Tabella1: Odds Ratio della relazione tra depressione nei genitori (madre o padre) e autismo, con o senza disabilità mentale. Model 3 si riferisce all’analisi aggiustata del model 2 sulla presenza di altre patologie psichiatriche nell’altro genitore. Da BMJ 2013; 346:f2059

Commento Uno studio retrospettivo complesso, eseguito su un data base, quello svedese, dove già dal 1995 tutti i dati di screening, diagnosi, terapia sono registrati su database nazionali, regionali e amministrativi. I ricercatori hanno meticolosamente incrociato i dati dei diversi registri sanitari per ottenere una importante quantità di dati e la maggior precisione sulle informazioni sanitarie delle famiglie selezionate per lo studio. Come giustamente sottolineato anche dai ricercatori, non è possibile affermare che l’utilizzo di farmaci antidepressivi in gravidanza sia una possibile causa di autismo: lo studio è osservazionale retrospettivo, quindi segnala un’associazione e non afferma un rapporto di causa-effetto. Anche se così fosse, spiegherebbe un solo 1% dei casi di autismo, mentre l’incidenza di questa patologia sta drammaticamente aumentando ovunque. Nell’ipotesi che la possibile causa dell’autismo sia da ricercare nella depressione in gravidanza, il farmaco potrebbe addirittura assumere il volto di un mezzo di difesa verso questo drammatico destino del bambino. In altre parole, non è possibile concludere se l’associazione tra l’uso dell’antidepressivo ed il disturbo dello spettro autistico riflette una grave depressione in gravidanza o è l’effetto diretto del farmaco.

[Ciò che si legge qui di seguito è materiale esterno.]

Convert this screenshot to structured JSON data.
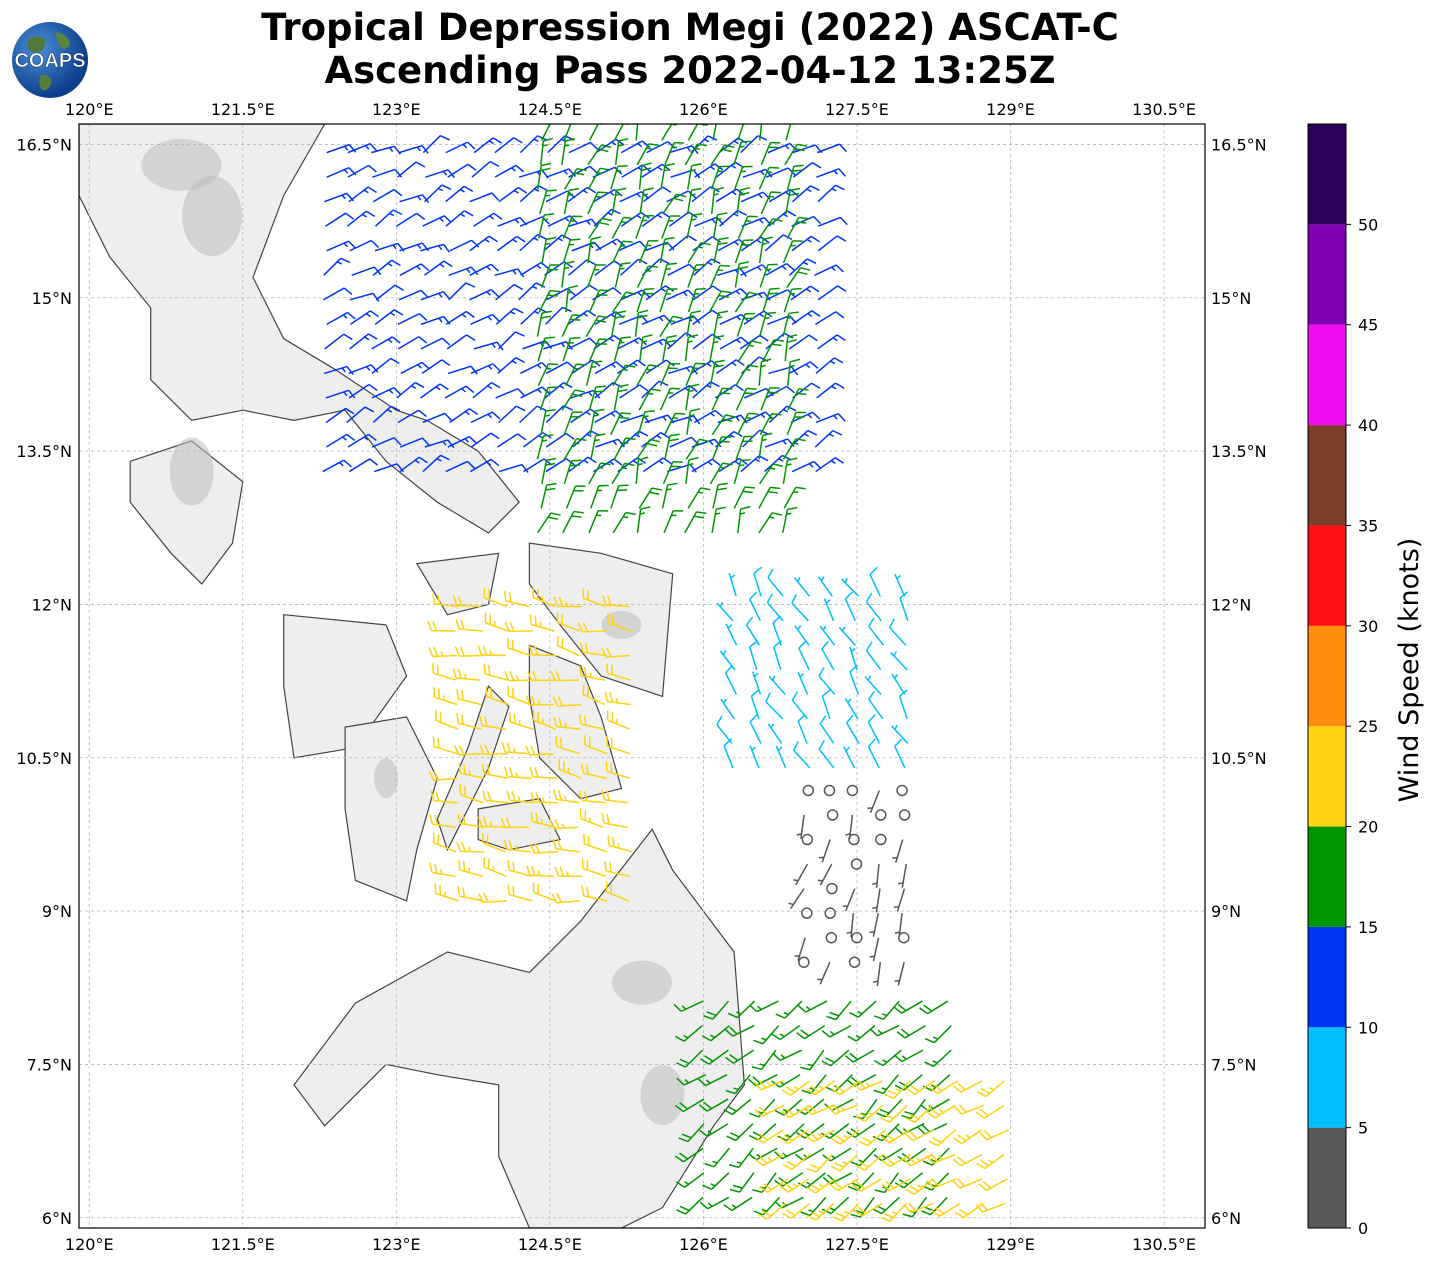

Cosa ci portiamo a casa, quindi, di questo interessante studio? Innanzi tutto, dal punto di vista operativo, chiedere se durante la gravidanza la mamma ha sofferto di depressione: la correlazione statisticamente significativa tra depressione e autismo potrebbe farci programmare una CHAT per l’autismo durante il secondo anno di vita del bambino. Questo articolo ci fa venire anche in mente che i disturbi mentali sono ormai riconosciuti essere al primo posto tra le condizioni disabilitanti in età pediatrica (Tabella 2) (Slomski A. Chronic Mental Health Issues in Children Now Loom Larger Than Physical Problems. JAMA 2012;308:223) anche se il pediatra spesso ha una formazione accademica inadeguata nell’affrontare, riconoscere e indirizzare la famiglia verso una giusta direzione.

Tabella 2: in USA, per la prima volta, le primi cinque condizioni disabilitanti sono correlate alla salute mentale e non più a disturbi fisici. Da: JAMA 2012;308:223

Ultimo, ma non meno importante, è capire quando il pediatra deve iniziare ad affiancare la famiglia nella sua azione di protezione e promozione del bambino. Ormai sono numerose le ricerche che confermano come comportamenti del genitore influiscono sullo sviluppo fetale. Fumo, alcol, esposizione a idrocarburi aromatici, modalità di alimentazione in gravidanza, depressione, ansia o eccesso di peso della futura mamma fanno parte delle esperienze prenatali che forgiano corpo e mente del bambino al di là di possibili influenze che agiscono direttamente sul genoma. Possiamo dire con serenità che l’infanzia inizia nel grembo materno e il pediatra dovrebbe conoscere questa parte così importante della vita di ogni suo piccolo paziente.